Un nouveau coup dur pour la diversité et l’inclusion aux États-Unis. Le président américain, Donald Trump, a publié un décret le jeudi 26 mars, interdisant aux entreprises collaborant avec l’administration fédérale d’adopter des politiques internes de lutte contre le racisme ou le sexisme. Cette décision, qui prendra effet dans trente jours, s’inscrit dans la lignée des attaques régulières de Donald Trump contre les programmes de Diversité, Équité et Inclusion (DEI).
Ces programmes DEI, souvent en place depuis des décennies, visent à lutter contre les discriminations. Cependant, le président républicain et ses partisans estiment que ces mesures entravent l’accès à l’emploi pour des personnes compétentes, les qualifiant régulièrement de « racisme inversé ». Donald Trump a déclaré dans le décret que son administration avait « réalisé des progrès significatifs pour mettre fin à la discrimination raciale dans la société américaine, y compris les activités soi-disant de “diversité, d’équité et d’inclusion” (DEI) ».
Il a également affirmé que les politiques DEI augmentaient les coûts pour les employeurs, des coûts qui seraient ensuite répercutés dans leurs contrats avec l’État fédéral.
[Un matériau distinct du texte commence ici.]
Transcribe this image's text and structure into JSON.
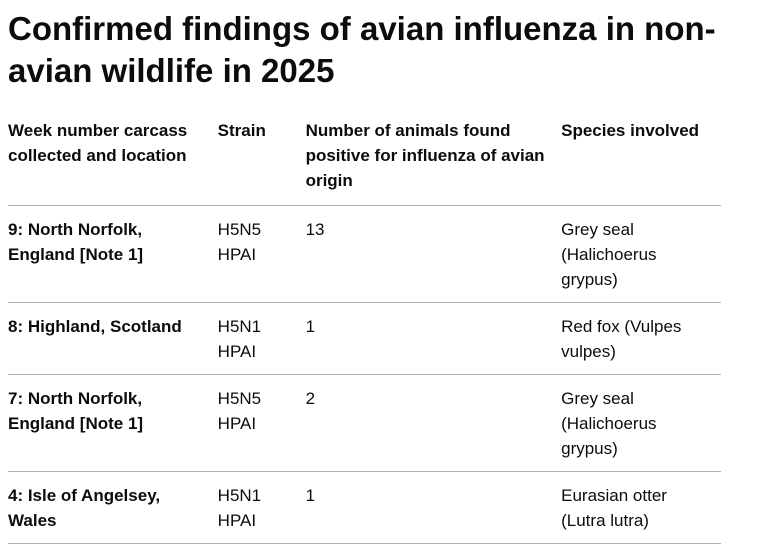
{
  "title": "Confirmed findings of avian influenza in non-avian wildlife in 2025",
  "table": {
    "headers": [
      "Week number carcass collected and location",
      "Strain",
      "Number of animals found positive for influenza of avian origin",
      "Species involved"
    ],
    "rows": [
      [
        "9: North Norfolk, England [Note 1]",
        "H5N5 HPAI",
        13,
        "Grey seal (Halichoerus grypus)"
      ],
      [
        "8: Highland, Scotland",
        "H5N1 HPAI",
        1,
        "Red fox (Vulpes vulpes)"
      ],
      [
        "7: North Norfolk, England [Note 1]",
        "H5N5 HPAI",
        2,
        "Grey seal (Halichoerus grypus)"
      ],
      [
        "4: Isle of Angelsey, Wales",
        "H5N1 HPAI",
        1,
        "Eurasian otter (Lutra lutra)"
      ]
    ]
  }
}
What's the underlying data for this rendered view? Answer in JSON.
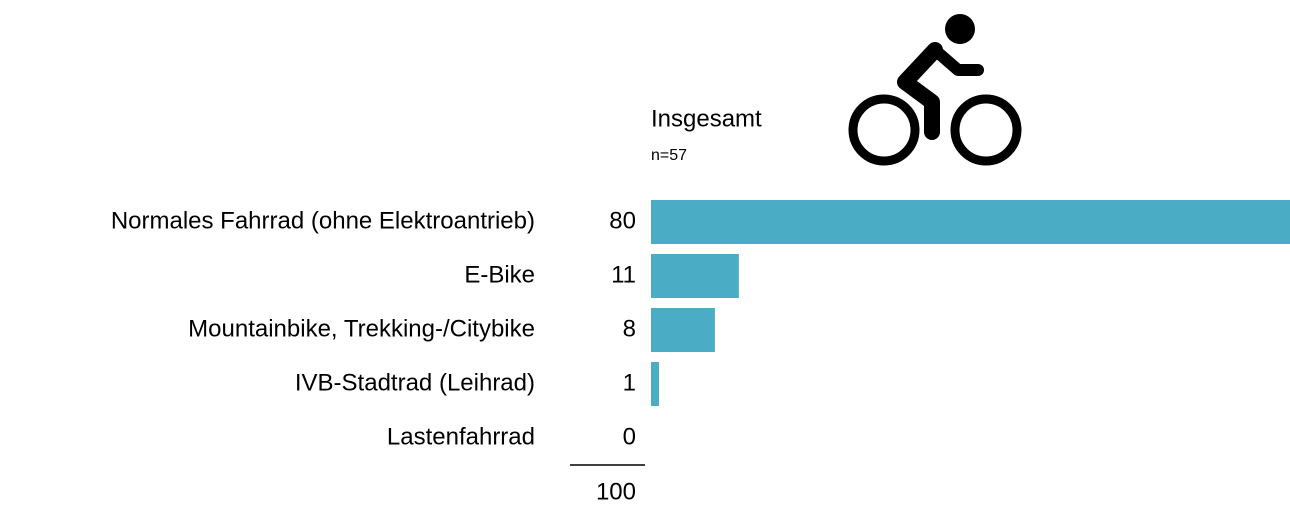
{
  "chart_data": {
    "type": "bar",
    "orientation": "horizontal",
    "title": "Insgesamt",
    "subtitle": "n=57",
    "categories": [
      "Normales Fahrrad (ohne Elektroantrieb)",
      "E-Bike",
      "Mountainbike, Trekking-/Citybike",
      "IVB-Stadtrad (Leihrad)",
      "Lastenfahrrad"
    ],
    "values": [
      80,
      11,
      8,
      1,
      0
    ],
    "color": "#4bacc6",
    "total": 100
  }
}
Désormais, pour obtenir des contrats avec l’administration Trump, les entreprises devront inclure une clause de sept paragraphes garantissant que « le contractant ne se livre à aucune activité DEI de discrimination raciale ».
Depuis son retour au pouvoir, Donald Trump a activement ciblé les programmes DEI au sein de l’administration fédérale, des universités, des écoles et même dans le sport. Il a notamment mis au chômage technique les fonctionnaires fédéraux travaillant dans les services de diversité, après avoir ordonné la fermeture de ces programmes. En août 2025, son administration avait déjà annoncé un « réexamen » de certaines expositions dans les musées Smithsonian à Washington, afin de supprimer les « discours clivants ou partisans » dans le cadre de sa croisade contre ce qu’il considère comme des propos « woke » ou trop progressistes.